Comunque, l’importante è farlo perché il nuovo ospedale è indispensabile e l’Annunziata non è più in grado di soddisfare le esigenze di questo territorio. Nel piano regionale c’è scritto che Cosenza deve avere 700 posti letto, l’Annunziata, oggi, ne ha circa 450. Colmare quel gap è essenziale per garantire ai cittadini l’assistenza cui hanno diritto. E a Vagliolise i collegamenti sono facili e, soprattutto, ci sono già.
Il policlinico all’Unical, invece, avrà bisogno di nuove infrastrutture come lo svincolo autostradale a Montalto e si dovrà fare la bretella per il collegamento con l’Università. E già oggi il traffico da e verso l’Unical è molto intenso e nelle ore di punta, le code sulla 107 sono assicurate da nord e da sud. Se ci metti un ospedale che deve servire un territorio così vasto, come si farà ad evitare ingorghi epocali? Come si arriverà al Pronto Soccorso? Per Vagliolise, questi temi sono stati affrontati e il luogo è stato ritenuto assolutamente idoneo».
I tre comuni saranno d’accordo su questa posizione riguardo l’ospedale a Vagliolise?
«Io credo non ci siano particolari contrasti. È già una scelta sovracomunale. Se avessi pensato come chi mi ha preceduto, avrei dovuto dire: potenziamo l’Annunziata, manteniamo l’ospedale nella città».
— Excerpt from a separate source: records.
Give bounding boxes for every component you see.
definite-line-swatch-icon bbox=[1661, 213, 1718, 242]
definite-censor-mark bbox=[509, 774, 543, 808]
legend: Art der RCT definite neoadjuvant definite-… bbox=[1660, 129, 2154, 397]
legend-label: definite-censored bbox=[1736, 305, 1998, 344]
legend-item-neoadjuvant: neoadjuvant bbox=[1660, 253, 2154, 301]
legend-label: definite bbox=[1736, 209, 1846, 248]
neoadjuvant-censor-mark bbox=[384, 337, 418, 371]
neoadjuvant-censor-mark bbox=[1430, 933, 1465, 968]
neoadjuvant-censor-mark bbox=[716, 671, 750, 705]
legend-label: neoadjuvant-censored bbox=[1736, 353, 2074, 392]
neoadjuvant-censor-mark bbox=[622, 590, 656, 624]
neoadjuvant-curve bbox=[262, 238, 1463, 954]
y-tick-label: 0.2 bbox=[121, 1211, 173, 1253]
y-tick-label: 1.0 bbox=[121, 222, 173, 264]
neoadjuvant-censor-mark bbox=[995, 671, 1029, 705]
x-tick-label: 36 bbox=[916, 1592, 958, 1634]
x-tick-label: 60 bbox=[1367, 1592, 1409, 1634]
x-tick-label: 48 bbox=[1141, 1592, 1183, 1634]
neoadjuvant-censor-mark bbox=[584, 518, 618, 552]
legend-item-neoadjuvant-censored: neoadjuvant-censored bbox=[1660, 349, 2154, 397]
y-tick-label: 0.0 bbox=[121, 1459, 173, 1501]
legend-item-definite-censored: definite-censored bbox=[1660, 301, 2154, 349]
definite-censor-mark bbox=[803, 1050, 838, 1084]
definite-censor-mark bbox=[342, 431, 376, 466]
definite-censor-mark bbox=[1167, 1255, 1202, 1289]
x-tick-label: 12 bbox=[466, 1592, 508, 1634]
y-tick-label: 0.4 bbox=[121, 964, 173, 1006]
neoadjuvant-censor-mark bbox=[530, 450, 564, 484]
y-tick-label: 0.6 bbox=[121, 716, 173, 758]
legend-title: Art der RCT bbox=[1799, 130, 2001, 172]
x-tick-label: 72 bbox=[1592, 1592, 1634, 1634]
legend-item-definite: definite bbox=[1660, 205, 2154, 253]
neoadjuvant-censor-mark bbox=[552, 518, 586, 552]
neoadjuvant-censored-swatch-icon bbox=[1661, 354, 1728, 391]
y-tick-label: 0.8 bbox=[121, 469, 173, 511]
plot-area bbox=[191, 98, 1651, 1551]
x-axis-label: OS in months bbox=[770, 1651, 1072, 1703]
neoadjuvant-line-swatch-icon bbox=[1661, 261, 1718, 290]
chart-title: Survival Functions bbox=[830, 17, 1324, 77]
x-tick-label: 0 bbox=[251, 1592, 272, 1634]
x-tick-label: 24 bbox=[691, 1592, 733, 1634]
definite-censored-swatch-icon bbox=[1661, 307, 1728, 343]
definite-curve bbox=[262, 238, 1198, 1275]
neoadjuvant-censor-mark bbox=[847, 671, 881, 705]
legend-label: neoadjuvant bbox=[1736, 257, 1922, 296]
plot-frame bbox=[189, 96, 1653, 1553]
Quindi, la scelta di Vagliolise, per lei, è già da città unica?
«Assolutamente sì, per me la collocazione dell’ospedale a Vagliolise risponde proprio all’idea di sviluppo della città unica e dell’area vasta metropolitana. Per me la città unica è una cosa piccola. Per me l’area vasta metropolitana è la cosa più importante. I giovani vogliono novità. E vogliono anche dinamismo. Noi dobbiamo dar loro questa speranza che superando gli steccati, i campanilismi e gli egoismi riusciremo a realizzare qualcosa di utile per loro. Nella mia vita personale e professionale, io ho realizzato quello che potevo. Adesso ho dei figli che vivono e lavorano qui… ho anche una nipote e, forse, altri ne avrò. Sarei felicissimo di mettere in piedi qualcosa che consenta ai miei nipoti di poter vivere in questo territorio e di esserne orgogliosi. Questo dobbiamo fare: rendere le future generazioni orgogliose di vivere in questo territorio».
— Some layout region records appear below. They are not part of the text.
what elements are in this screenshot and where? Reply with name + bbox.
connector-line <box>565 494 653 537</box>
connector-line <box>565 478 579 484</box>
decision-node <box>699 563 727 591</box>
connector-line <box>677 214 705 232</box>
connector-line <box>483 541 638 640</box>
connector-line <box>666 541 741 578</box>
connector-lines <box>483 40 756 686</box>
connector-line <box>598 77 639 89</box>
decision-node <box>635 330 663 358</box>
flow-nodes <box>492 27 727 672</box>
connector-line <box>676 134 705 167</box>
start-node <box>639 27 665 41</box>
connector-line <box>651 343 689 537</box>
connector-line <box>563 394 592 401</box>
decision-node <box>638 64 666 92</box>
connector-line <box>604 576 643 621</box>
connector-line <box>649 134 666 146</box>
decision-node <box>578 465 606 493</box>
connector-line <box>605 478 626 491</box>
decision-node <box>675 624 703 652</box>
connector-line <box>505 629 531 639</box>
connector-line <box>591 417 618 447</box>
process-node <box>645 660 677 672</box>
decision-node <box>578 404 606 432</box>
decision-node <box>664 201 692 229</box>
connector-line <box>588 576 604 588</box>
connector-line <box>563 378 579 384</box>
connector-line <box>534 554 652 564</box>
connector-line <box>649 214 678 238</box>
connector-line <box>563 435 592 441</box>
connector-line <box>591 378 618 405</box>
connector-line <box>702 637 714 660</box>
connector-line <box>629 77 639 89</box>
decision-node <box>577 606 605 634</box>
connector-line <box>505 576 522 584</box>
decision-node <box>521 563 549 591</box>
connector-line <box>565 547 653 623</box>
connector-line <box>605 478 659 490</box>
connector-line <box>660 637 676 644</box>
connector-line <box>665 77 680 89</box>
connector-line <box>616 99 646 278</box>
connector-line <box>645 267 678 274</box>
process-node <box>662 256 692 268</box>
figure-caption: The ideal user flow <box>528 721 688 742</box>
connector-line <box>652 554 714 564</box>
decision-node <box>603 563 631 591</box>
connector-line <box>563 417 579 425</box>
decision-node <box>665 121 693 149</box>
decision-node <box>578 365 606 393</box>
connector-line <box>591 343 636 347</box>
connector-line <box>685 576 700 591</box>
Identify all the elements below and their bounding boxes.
Per concludere. Qual è la prima cosa da fare con gli altri sindaci per fare in modo che questa sconfitta del sì possa generare cose positive?
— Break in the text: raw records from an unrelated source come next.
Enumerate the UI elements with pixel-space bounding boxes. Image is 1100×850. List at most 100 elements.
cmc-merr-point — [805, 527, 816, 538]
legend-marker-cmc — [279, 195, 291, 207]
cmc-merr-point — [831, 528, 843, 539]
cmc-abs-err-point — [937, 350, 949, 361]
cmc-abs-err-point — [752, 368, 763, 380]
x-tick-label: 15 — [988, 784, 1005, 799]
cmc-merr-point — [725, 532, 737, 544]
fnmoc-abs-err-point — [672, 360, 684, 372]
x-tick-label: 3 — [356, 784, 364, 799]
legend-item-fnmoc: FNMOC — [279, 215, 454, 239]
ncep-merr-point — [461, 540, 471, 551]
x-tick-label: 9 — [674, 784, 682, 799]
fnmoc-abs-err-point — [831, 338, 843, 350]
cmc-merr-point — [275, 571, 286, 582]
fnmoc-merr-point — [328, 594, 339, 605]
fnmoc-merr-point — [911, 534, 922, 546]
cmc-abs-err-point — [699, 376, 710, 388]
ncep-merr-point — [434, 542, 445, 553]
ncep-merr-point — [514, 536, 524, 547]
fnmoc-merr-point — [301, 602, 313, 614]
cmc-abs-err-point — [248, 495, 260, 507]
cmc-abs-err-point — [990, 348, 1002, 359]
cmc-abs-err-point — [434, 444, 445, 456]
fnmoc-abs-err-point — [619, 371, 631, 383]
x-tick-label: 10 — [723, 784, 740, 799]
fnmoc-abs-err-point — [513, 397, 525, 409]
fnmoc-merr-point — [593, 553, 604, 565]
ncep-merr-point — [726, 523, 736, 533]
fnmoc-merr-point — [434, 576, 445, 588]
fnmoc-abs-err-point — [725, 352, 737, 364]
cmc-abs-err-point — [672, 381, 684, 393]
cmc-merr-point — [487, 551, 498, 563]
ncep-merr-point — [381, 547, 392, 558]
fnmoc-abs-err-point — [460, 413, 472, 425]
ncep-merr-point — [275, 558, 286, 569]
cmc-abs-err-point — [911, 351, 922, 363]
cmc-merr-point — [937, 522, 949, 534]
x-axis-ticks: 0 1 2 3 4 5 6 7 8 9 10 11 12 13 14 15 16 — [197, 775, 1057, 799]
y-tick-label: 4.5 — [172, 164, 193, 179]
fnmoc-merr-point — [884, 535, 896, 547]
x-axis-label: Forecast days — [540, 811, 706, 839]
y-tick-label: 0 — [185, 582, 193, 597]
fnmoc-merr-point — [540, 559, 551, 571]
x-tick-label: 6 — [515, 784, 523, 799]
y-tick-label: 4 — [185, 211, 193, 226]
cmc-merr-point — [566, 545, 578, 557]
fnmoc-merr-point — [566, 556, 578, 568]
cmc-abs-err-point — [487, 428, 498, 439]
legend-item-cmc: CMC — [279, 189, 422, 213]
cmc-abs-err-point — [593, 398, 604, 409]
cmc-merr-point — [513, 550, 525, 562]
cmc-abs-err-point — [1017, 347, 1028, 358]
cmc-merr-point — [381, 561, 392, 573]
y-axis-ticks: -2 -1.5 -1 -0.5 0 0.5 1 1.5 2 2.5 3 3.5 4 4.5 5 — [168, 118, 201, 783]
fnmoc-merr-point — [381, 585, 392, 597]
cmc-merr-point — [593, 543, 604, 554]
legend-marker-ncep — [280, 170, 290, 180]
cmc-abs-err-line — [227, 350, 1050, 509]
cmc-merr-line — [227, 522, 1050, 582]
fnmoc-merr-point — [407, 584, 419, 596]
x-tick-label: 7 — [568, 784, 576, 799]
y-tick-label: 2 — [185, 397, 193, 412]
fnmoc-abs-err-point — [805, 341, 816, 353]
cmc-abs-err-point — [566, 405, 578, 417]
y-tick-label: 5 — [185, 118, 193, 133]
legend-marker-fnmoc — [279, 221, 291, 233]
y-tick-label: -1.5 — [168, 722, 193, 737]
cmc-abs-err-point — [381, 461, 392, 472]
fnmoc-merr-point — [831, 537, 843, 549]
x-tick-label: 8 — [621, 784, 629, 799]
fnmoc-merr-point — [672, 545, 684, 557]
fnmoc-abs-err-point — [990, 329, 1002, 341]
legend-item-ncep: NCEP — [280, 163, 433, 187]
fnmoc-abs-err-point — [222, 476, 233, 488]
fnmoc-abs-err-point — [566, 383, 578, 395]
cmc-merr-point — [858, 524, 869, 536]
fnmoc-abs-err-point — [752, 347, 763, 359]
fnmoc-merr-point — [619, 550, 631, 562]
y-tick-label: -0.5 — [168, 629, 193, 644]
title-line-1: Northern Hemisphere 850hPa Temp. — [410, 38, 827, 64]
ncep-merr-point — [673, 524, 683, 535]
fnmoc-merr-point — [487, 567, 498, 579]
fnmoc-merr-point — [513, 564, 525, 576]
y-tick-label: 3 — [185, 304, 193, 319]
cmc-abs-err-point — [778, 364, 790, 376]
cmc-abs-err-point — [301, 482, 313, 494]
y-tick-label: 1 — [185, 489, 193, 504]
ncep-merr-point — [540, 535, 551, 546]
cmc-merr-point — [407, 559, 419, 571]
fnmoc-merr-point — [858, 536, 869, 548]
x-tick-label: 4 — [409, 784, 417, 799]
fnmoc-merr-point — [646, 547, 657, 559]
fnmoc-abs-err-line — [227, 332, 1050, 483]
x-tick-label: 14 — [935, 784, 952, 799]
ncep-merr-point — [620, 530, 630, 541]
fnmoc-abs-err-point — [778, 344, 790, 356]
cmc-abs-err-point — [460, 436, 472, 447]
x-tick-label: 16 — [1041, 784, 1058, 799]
«La sconfitta del sì è una sconfitta politica che va attribuita a chi ha proposto questa iniziativa. Non è una sconfitta dell’idea del progetto di città unica. Chi si siede a un tavolo, per realizzare questo percorso importante, lo deve fare libero da interessi personali, politici e elettorali. Se lo si fa con questo spirito e si mette in campo esperienza, professionalità, competenza, capacità, visione, il progetto può fare decollare quest’area e tutta la Calabria. Se, invece, ci si chiude nel recinto dei particolarismi e degli egoismi, il progetto non vedrà mai la luce e se dovesse anche passare, l’unione dei comuni servirà solo per vedere se qualche servizio rende di più o di meno alle casse comunali ma finisce lì».